5. Now change time1 to time2 , time3 , and time4 in the code above to see the histogram for each time column.

6. Note: You can modify the x-label and title as you choose.

1. Explanation :
Time 1: The histogram displays a roughly normal shape. For a sample of size 20, the shape is definitely normal enough for us to assume that the variable varies normally in the population and therefore it is safe to proceed with the test. Time 2: The histogram displays a distribution that is slightly skewed and does not have any outliers. The histogram, therefore, does not give us any reason to be concerned that for a sample of size 20 the Central Limit Theorem will not kick in. We can therefore proceed with the test. Time 3: The distribution does not have any "special" shape, and has one small outlier which is not very extreme (although it is arguable whether you would classify it as an outlier). Again, the histogram does not give us any reason to be concerned that for a sample of size 20 the Central Limit Theorem will not kick in. We can therefore proceed with the test. Time 4: The distribution is extremely skewed to the right, and has one pretty extreme high outlier. Based on this histogram, we should be cautious about proceeding with the test, because assuming that this histogram "paints" at least a rough picture of how the variable varies in the population, a sample of size 20 might not be large enough for the Central Limit Theorem to kick in and ensure that x̄ has a normal distribution.

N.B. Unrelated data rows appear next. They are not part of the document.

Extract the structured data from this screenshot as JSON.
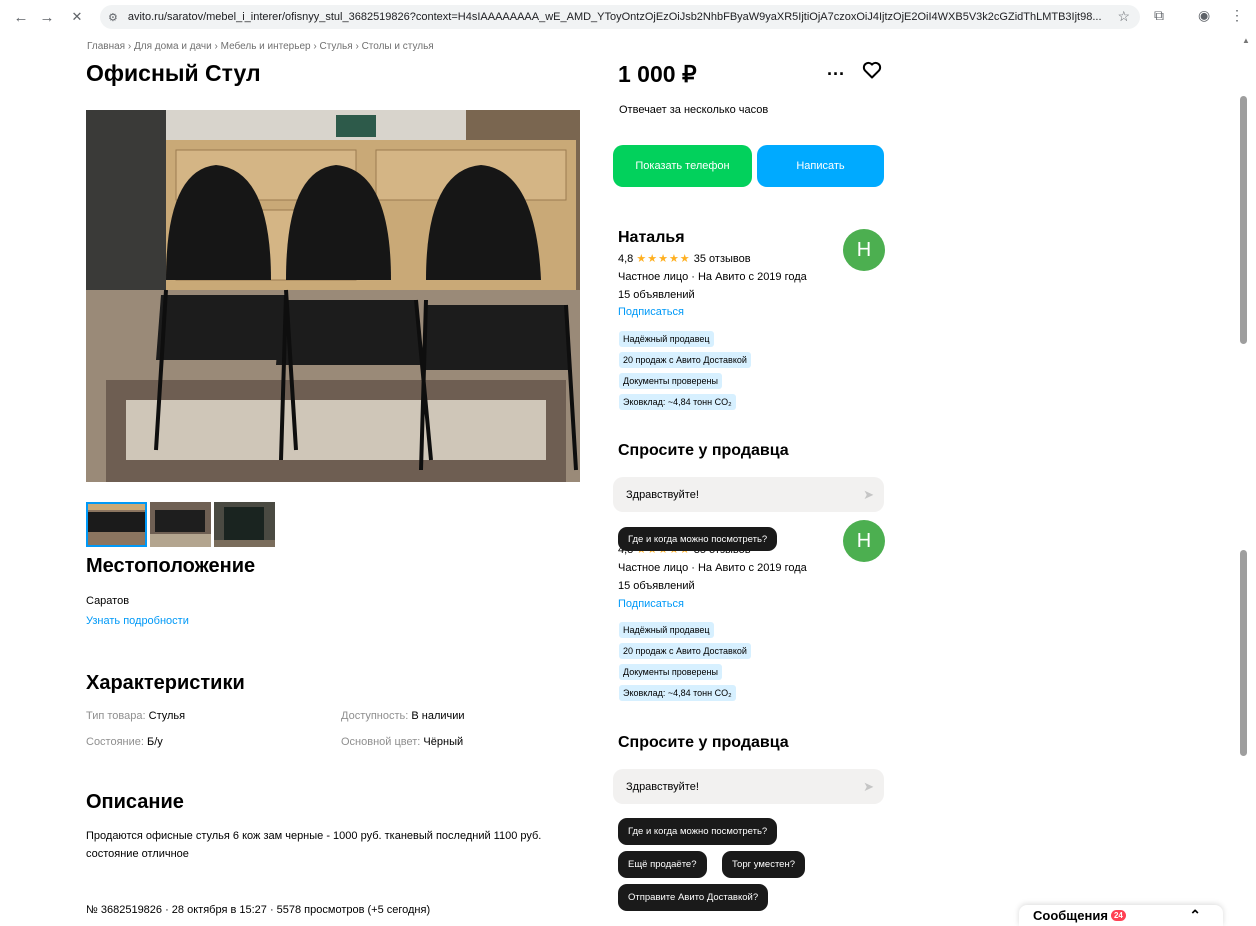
{
  "browser": {
    "back": "←",
    "forward": "→",
    "close": "✕",
    "url": "avito.ru/saratov/mebel_i_interer/ofisnyy_stul_3682519826?context=H4sIAAAAAAAA_wE_AMD_YToyOntzOjEzOiJsb2NhbFByaW9yaXR5IjtiOjA7czoxOiJ4IjtzOjE2OiI4WXB5V3k2cGZidThLMTB3Ijt98..."
  },
  "breadcrumb": [
    "Главная",
    "Для дома и дачи",
    "Мебель и интерьер",
    "Стулья",
    "Столы и стулья"
  ],
  "breadcrumb_sep": "›",
  "title": "Офисный Стул",
  "location": {
    "heading": "Местоположение",
    "city": "Саратов",
    "details_link": "Узнать подробности"
  },
  "specs": {
    "heading": "Характеристики",
    "items": [
      {
        "label": "Тип товара:",
        "value": "Стулья"
      },
      {
        "label": "Доступность:",
        "value": "В наличии"
      },
      {
        "label": "Состояние:",
        "value": "Б/у"
      },
      {
        "label": "Основной цвет:",
        "value": "Чёрный"
      }
    ]
  },
  "description": {
    "heading": "Описание",
    "text": "Продаются офисные стулья 6 кож зам черные - 1000 руб. тканевый последний 1100 руб. состояние отличное"
  },
  "listing_meta": "№ 3682519826 · 28 октября в 15:27 · 5578 просмотров (+5 сегодня)",
  "price": "1 000 ₽",
  "responds": "Отвечает за несколько часов",
  "buttons": {
    "phone": "Показать телефон",
    "write": "Написать"
  },
  "seller": {
    "name": "Наталья",
    "avatar_letter": "Н",
    "rating": "4,8",
    "stars": "★★★★★",
    "reviews": "35 отзывов",
    "type": "Частное лицо · На Авито с 2019 года",
    "listings": "15 объявлений",
    "subscribe": "Подписаться",
    "badges": [
      "Надёжный продавец",
      "20 продаж с Авито Доставкой",
      "Документы проверены",
      "Эковклад: ~4,84 тонн CO₂"
    ]
  },
  "ask": {
    "heading": "Спросите у продавца",
    "input_value": "Здравствуйте!",
    "chips": [
      "Где и когда можно посмотреть?",
      "Ещё продаёте?",
      "Торг уместен?",
      "Отправите Авито Доставкой?"
    ]
  },
  "messages": {
    "label": "Сообщения",
    "count": "24"
  },
  "colors": {
    "phone_button": "#02d15c",
    "write_button": "#00aaff",
    "link": "#0099f7",
    "star": "#ffb021",
    "badge_bg": "#d7f0ff",
    "avatar": "#4caf50"
  }
}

• It is always a good idea to look at the data and get a sense of their pattern regardless of whether you actually need to do it in order to assess whether the conditions are met.

• This idea of looking at the data is not only relevant to the z-test, but to tests in general. In particular, we'll see that in the case where σ is unknown (which we'll discuss next) the conditions that allow us to safely use the test are the same as the conditions in this case, so the ideas of this activity directly apply to that case as well.

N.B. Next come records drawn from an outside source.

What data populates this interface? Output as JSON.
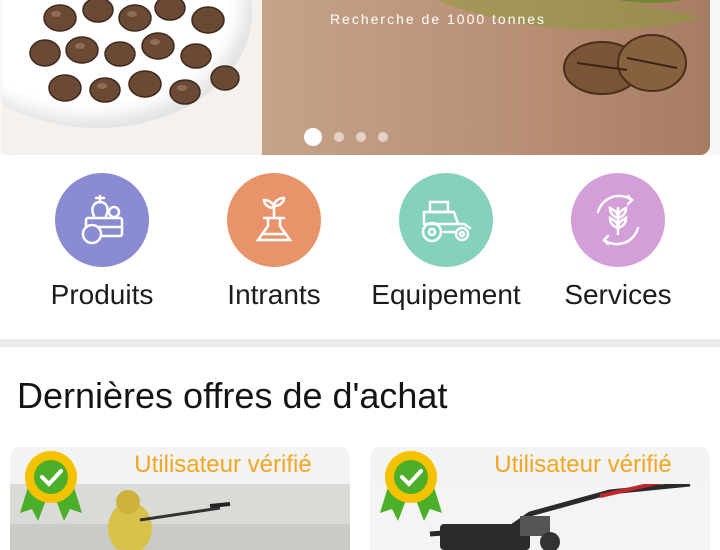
{
  "banner": {
    "text": "Recherche de 1000 tonnes",
    "slides": 4,
    "active_slide": 1
  },
  "categories": [
    {
      "label": "Produits",
      "icon": "vegetable-crate-icon",
      "color": "#8a8bd1"
    },
    {
      "label": "Intrants",
      "icon": "flask-sprout-icon",
      "color": "#e8936a"
    },
    {
      "label": "Equipement",
      "icon": "tractor-icon",
      "color": "#86d1bd"
    },
    {
      "label": "Services",
      "icon": "wheat-cycle-icon",
      "color": "#d49ed8"
    }
  ],
  "offers_section": {
    "title": "Dernières offres de d'achat",
    "cards": [
      {
        "badge": "Utilisateur vérifié",
        "image": "sprayer-worker-photo"
      },
      {
        "badge": "Utilisateur vérifié",
        "image": "tiller-machine-photo"
      }
    ]
  },
  "colors": {
    "verified_text": "#f2a623",
    "badge_gold": "#f5c200",
    "badge_green": "#4caf2a"
  }
}
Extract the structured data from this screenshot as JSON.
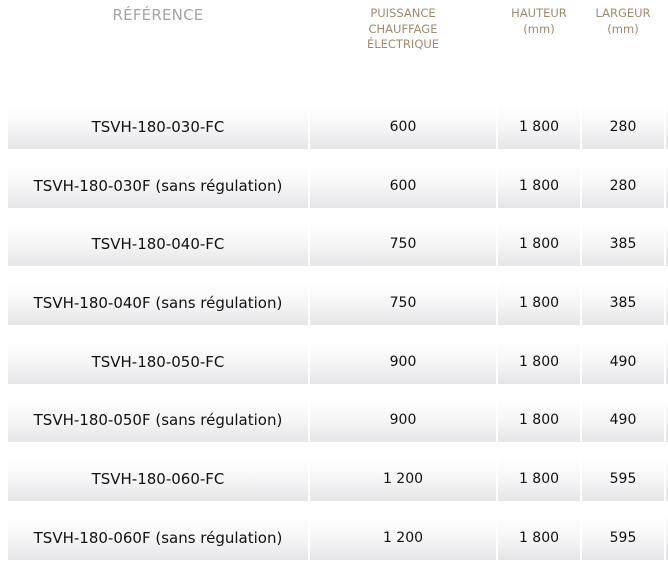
{
  "headers": {
    "reference": "RÉFÉRENCE",
    "puissance": [
      "PUISSANCE",
      "CHAUFFAGE",
      "ÉLECTRIQUE"
    ],
    "hauteur": [
      "HAUTEUR",
      "(mm)"
    ],
    "largeur": [
      "LARGEUR",
      "(mm)"
    ]
  },
  "rows": [
    {
      "reference": "TSVH-180-030-FC",
      "puissance": "600",
      "hauteur": "1 800",
      "largeur": "280"
    },
    {
      "reference": "TSVH-180-030F (sans régulation)",
      "puissance": "600",
      "hauteur": "1 800",
      "largeur": "280"
    },
    {
      "reference": "TSVH-180-040-FC",
      "puissance": "750",
      "hauteur": "1 800",
      "largeur": "385"
    },
    {
      "reference": "TSVH-180-040F (sans régulation)",
      "puissance": "750",
      "hauteur": "1 800",
      "largeur": "385"
    },
    {
      "reference": "TSVH-180-050-FC",
      "puissance": "900",
      "hauteur": "1 800",
      "largeur": "490"
    },
    {
      "reference": "TSVH-180-050F (sans régulation)",
      "puissance": "900",
      "hauteur": "1 800",
      "largeur": "490"
    },
    {
      "reference": "TSVH-180-060-FC",
      "puissance": "1 200",
      "hauteur": "1 800",
      "largeur": "595"
    },
    {
      "reference": "TSVH-180-060F (sans régulation)",
      "puissance": "1 200",
      "hauteur": "1 800",
      "largeur": "595"
    }
  ]
}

• Also, as you'll see, in the next module—inference for relationships—doing exploratory data analysis before inference will be an integral part of the process.

• The purpose of this activity is teach you to run the z-test for the population mean while exploring the effect of sample size on the significance of the results.

• Background:

• Recall example 1 that we've just completed:

• • Even though the sample mean was 550, which is substantially greater than the null value, 500, this result was not significant, since it was based on data obtained from only 4 students. In other words, the data did not provide enough evidence to reject Ho and conclude that the mean SAT-M score of all Ross College students is larger than 500, the national mean. If this sample mean were obtained from 5 students, would that result be significant? If not, would 6 be enough? In other words, what is the smallest sample size for which a sample of $$\overline{x} = 550$$ would be significant? In this activity, we will use statistical software to explore this question.

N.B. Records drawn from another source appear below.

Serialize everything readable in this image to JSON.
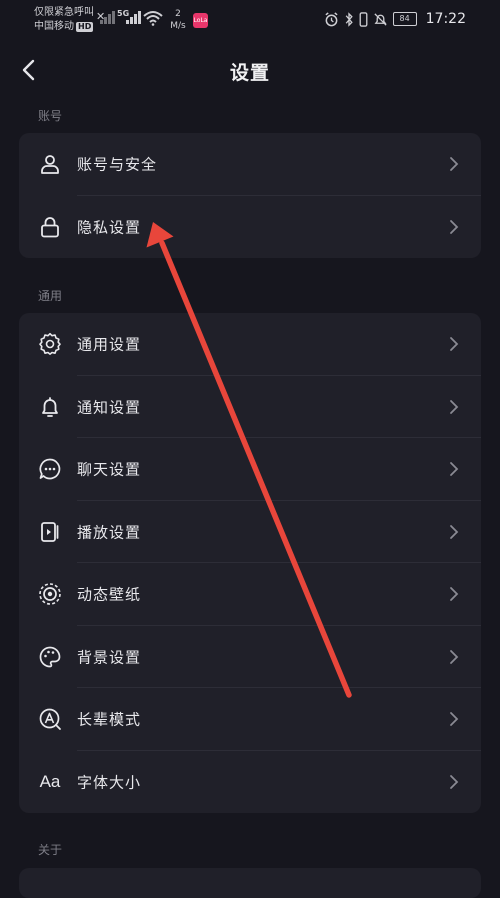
{
  "status_bar": {
    "carrier_line1": "仅限紧急呼叫",
    "carrier_line2": "中国移动",
    "hd_label": "HD",
    "signal_label": "5G",
    "speed_value": "2",
    "speed_unit": "M/s",
    "app_badge": "LoLa",
    "battery_level": "84",
    "time": "17:22"
  },
  "header": {
    "title": "设置"
  },
  "sections": {
    "account": {
      "label": "账号",
      "items": [
        {
          "label": "账号与安全",
          "icon": "user-icon"
        },
        {
          "label": "隐私设置",
          "icon": "lock-icon"
        }
      ]
    },
    "general": {
      "label": "通用",
      "items": [
        {
          "label": "通用设置",
          "icon": "gear-icon"
        },
        {
          "label": "通知设置",
          "icon": "bell-icon"
        },
        {
          "label": "聊天设置",
          "icon": "chat-icon"
        },
        {
          "label": "播放设置",
          "icon": "play-icon"
        },
        {
          "label": "动态壁纸",
          "icon": "wallpaper-icon"
        },
        {
          "label": "背景设置",
          "icon": "palette-icon"
        },
        {
          "label": "长辈模式",
          "icon": "elder-mode-icon"
        },
        {
          "label": "字体大小",
          "icon": "font-size-icon",
          "glyph": "Aa"
        }
      ]
    },
    "about": {
      "label": "关于"
    }
  },
  "annotation": {
    "arrow_color": "#e8463b"
  },
  "colors": {
    "background": "#16161e",
    "card": "#202029",
    "text": "#e8e8ec",
    "muted": "#7d7d86"
  }
}
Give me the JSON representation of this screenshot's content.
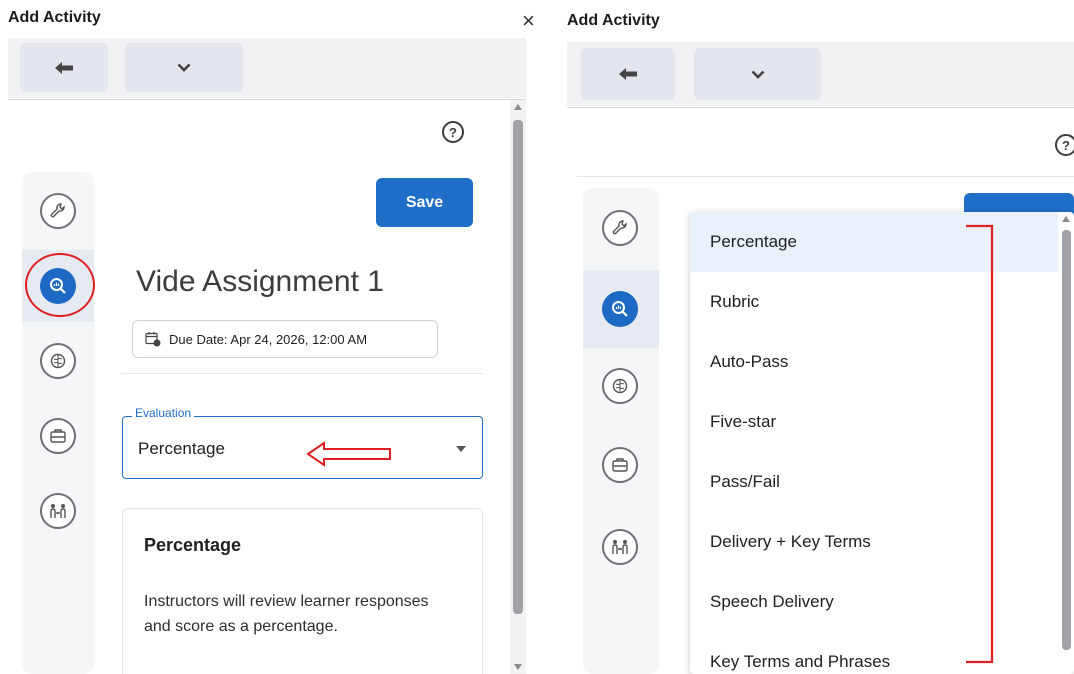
{
  "left_panel": {
    "title": "Add Activity",
    "close_label": "×",
    "save_label": "Save",
    "assignment_title": "Vide Assignment 1",
    "due_date": "Due Date: Apr 24, 2026, 12:00 AM",
    "evaluation": {
      "legend": "Evaluation",
      "value": "Percentage"
    },
    "card": {
      "title": "Percentage",
      "description": "Instructors will review learner responses and score as a percentage."
    },
    "rail_icons": [
      "wrench-icon",
      "evaluation-magnifier-icon",
      "brain-icon",
      "toolbox-icon",
      "people-exchange-icon"
    ],
    "accent": "#1f6fc9",
    "highlight_annotation_color": "#e02020"
  },
  "right_panel": {
    "title": "Add Activity",
    "evaluation_options": [
      "Percentage",
      "Rubric",
      "Auto-Pass",
      "Five-star",
      "Pass/Fail",
      "Delivery + Key Terms",
      "Speech Delivery",
      "Key Terms and Phrases"
    ],
    "selected_option": "Percentage"
  }
}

• Comment: If you think about it, this question is not very practical, because you do not know in advance what the sample mean will be, but it is intuitive enough that it will help you get a better sense of how the sample size affects the significance of the results.

• R Instructions

1. For n = 4, we know that the result x̄ = 550 is not significant. Using the R instructions below and starting with n = 5 (and going up), create and fill in a table where the column headings are "n," "z (test statistic)," "p-value," and "significant at the 0.05 level (yes/no)." Stop after the first time your result becomes significant at the 0.05 significance level.

2. We can use the following code to test the significance of the test under different sample size scenarios, n = 5 to n = 15.

3. Create a list of numbers 5,6,7,...,15 to represent various sample sizes:

1. n=5:15

4. Calculate the z-scores for each sample size:

1. z=(550-500)/(100/sqrt(n))

5. Calculate the p-values.

1. pvalue=1-pnorm(z)

6. Test whether the p-values are significant at 0.05. TRUE=Significant, FALSE=Not Significant:

1. significance=c(pvalue<0.05)

7. Compile the information into a table:

1. data.frame(n,z,pvalue,significance)

1. Explanation :
For a sample mean of 550 to be a significant result, it needs to be obtained from a sample of size at least 11.